Doch meint Lermontow sein ganzes Werk ironisch? Wo ist dann der Held, wenn wir doch nur einen Un-Helden finden?

Betrachtet man Petschorin von einer anderen Seite, so kann man festhalten, dass er eigentlich doch moralisch gefestigt ist. Er strotzt vor Mut, ist intelligent, übernimmt Verantwortung, ist tollkühn und ritterlich. Aber warum wirkt er nicht als Held, wenn er doch alle Eigenschaften eines Helden in sich vereint?

Sein Zynismus entspringt der Perversion seiner Zeitgenossen.

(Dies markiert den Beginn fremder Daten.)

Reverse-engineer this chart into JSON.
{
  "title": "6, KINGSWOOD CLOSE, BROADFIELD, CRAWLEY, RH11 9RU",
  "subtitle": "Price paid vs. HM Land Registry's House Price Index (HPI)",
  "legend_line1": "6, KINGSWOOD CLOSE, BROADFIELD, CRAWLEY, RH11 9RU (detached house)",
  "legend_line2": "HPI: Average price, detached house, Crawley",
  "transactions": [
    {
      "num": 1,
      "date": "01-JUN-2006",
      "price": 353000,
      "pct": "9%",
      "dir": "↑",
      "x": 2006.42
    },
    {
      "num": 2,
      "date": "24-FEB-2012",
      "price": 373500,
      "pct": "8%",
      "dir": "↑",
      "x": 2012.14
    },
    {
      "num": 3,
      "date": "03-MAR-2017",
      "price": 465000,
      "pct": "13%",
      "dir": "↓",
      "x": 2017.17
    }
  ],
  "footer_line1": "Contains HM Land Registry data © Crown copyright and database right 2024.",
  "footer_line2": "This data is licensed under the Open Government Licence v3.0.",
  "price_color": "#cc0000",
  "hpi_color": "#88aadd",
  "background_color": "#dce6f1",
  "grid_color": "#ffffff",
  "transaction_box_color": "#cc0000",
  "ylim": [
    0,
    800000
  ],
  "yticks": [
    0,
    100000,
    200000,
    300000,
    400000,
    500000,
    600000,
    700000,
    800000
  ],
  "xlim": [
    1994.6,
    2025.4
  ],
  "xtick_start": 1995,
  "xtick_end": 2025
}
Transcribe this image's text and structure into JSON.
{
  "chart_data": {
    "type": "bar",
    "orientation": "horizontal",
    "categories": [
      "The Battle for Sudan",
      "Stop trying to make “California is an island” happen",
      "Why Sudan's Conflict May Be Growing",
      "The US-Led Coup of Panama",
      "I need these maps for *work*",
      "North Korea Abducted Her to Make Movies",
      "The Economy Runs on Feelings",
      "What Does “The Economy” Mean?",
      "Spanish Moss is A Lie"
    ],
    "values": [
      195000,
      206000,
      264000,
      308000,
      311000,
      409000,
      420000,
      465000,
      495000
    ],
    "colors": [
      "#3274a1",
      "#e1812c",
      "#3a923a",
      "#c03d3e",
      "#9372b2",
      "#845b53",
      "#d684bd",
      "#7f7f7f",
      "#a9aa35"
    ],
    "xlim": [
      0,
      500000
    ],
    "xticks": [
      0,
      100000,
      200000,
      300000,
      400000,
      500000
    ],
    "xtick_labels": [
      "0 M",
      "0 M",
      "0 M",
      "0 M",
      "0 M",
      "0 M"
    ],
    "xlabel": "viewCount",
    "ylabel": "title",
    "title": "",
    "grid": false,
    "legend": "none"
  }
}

Der Durchschnittsmensch achtet nicht mehr auf Moral, Tugend kehrt sich in Untugend, die gesellschaftliche Norm besteht aus Betrug, Heuchelei, Geltungsmacht und Dekadenz.
Idealismus, was einen Helden ausmacht, hat seinen Platz in der Gesellschaft verloren. Solche Eigenschaften werden verpönt und belächelt. Und so muss der Held dieser Zeit in bitteren Zynismus verfallen und seinen Charakter verstellen.

Diesen Überdruss und die dekadente Langeweile findet man auch heute in unserer Gesellschaft. Auch wir leben in einer Zeit des Mittelmaßes, zu hohe Ansprüche an die menschliche Moral sollte man nicht mehr stellen, aber so ganz ohne Fass und Boden entspricht es auch nicht.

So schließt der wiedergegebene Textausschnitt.